Merely because Keynesianism is not being practiced by the austerians in Whitehall and Frankfurt does not mean that Keynesianism works anymore or does not have fatal flaws. Austerity is awful. Keynesianism is not austerity. Therefore, Keynesianism is the answer is not a syllogism that should persuade anyone. Unfortunately, it seems to.

What a new left has to do is not just defend the welfare state and not just oppose austerity but start viewing intractable economic crisis as a road, a long and winding one admittedly, to a democratic economy.

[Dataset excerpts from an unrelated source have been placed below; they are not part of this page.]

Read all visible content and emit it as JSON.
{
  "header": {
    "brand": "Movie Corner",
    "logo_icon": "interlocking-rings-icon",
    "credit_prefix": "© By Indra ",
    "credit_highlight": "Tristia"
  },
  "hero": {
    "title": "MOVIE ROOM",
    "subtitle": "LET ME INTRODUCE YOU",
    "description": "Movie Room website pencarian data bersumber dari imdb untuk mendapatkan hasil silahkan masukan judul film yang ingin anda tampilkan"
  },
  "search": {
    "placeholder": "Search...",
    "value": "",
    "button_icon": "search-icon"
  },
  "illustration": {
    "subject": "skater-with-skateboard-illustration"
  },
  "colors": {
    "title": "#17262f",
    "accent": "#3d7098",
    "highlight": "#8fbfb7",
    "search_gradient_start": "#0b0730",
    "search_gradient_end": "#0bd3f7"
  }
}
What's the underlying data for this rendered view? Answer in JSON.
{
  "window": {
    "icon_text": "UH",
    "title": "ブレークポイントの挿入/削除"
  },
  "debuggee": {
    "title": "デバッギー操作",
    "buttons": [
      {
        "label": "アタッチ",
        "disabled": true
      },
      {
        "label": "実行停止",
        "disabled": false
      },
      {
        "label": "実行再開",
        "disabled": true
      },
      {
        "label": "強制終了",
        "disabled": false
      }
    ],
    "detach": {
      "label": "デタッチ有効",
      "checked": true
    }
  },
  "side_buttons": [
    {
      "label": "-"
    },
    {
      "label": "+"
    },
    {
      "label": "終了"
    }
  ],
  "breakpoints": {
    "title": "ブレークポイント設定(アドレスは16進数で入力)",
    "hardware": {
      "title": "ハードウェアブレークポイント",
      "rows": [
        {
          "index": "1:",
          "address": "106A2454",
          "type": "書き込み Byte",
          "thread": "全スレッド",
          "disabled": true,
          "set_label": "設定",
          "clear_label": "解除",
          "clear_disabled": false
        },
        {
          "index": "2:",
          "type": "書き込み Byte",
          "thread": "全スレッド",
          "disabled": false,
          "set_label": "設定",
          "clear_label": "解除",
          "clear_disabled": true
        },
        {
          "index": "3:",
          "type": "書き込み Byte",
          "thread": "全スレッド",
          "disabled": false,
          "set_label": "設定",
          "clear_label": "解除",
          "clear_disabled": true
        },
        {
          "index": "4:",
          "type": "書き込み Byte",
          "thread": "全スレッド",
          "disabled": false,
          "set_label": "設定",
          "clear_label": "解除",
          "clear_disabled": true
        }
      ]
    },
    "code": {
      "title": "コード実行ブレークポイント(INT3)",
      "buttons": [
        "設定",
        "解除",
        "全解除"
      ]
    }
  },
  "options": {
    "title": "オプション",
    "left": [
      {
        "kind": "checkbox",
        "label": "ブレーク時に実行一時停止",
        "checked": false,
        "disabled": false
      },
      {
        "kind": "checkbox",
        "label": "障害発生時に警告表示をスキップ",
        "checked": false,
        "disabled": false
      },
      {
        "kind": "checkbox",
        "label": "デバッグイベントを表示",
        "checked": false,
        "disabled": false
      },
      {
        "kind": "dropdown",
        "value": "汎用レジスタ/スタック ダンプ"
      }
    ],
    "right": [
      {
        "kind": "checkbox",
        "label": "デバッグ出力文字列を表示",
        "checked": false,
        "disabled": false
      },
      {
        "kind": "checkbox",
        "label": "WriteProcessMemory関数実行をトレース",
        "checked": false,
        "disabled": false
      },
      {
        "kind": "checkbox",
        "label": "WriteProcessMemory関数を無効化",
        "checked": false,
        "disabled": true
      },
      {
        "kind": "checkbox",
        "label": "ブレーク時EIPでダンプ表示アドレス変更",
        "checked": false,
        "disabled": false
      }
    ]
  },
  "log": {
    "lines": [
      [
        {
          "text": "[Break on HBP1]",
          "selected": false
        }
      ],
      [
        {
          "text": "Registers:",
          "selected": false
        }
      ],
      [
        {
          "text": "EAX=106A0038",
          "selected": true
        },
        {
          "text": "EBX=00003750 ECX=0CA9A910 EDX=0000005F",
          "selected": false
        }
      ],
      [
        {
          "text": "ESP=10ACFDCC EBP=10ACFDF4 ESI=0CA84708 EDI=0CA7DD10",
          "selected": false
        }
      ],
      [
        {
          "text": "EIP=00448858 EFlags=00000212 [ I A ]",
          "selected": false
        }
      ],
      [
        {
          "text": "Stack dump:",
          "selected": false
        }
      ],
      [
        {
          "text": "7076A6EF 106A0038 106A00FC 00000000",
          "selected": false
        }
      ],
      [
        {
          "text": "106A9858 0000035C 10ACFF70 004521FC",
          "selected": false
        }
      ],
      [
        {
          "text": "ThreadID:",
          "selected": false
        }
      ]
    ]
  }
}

Let the people, not the banks, decide


The seeds of this new approach can be glimpsed in plans for a people’s assembly against austerity and public consultations on how to reform the economy. The writer Dan Hind has argued that the destination of multi-billion stimulus measures should be determined, not by government ministers and civil servants, but by citizen assemblies in every Parliamentary constituency.

Not only could people discuss which council cuts they wished to reverse, but, in Hind’s words, “New houses could be built in collaboration with the people who would live in them. Transport projects could be devised that serve the interests of citizens rather those of wealthy investors and their many friends in government. We could have public buildings of unparalleled magnificence at a fraction of the cost that the unreformed private sector would expect to charge. New libraries and labs could make our universities and colleges a wonder of the world.”

In addition, a plethora of new co-operative, not capitalist, businesses could be funded.

What this kind of approach would do is make a first breach in the automatic assumption that decisions about investment are the unquestionable prerogative of private banks and the stock market. In David Schweickart’s vision of a post-capitalist future, new investment, funded by a tax on enterprises, is decided by citizen assemblies and funneled through public banks in each region. As new investment is a concern of all of society it is should be decided, as much as is possible, by all of society, not by the profit maximizing interests of Barclays or HSBC.

In Britain, there have already been the first stirrings of recognition on this issue, through the 2011 campaign that, as a bailed-out, state-owned, bank, RBS should not invest in tar sands mining. That original insight needs to be built on and expanded.

For a new left, the simple mantra, “austerity bad/public spending good” is nowhere near sufficient.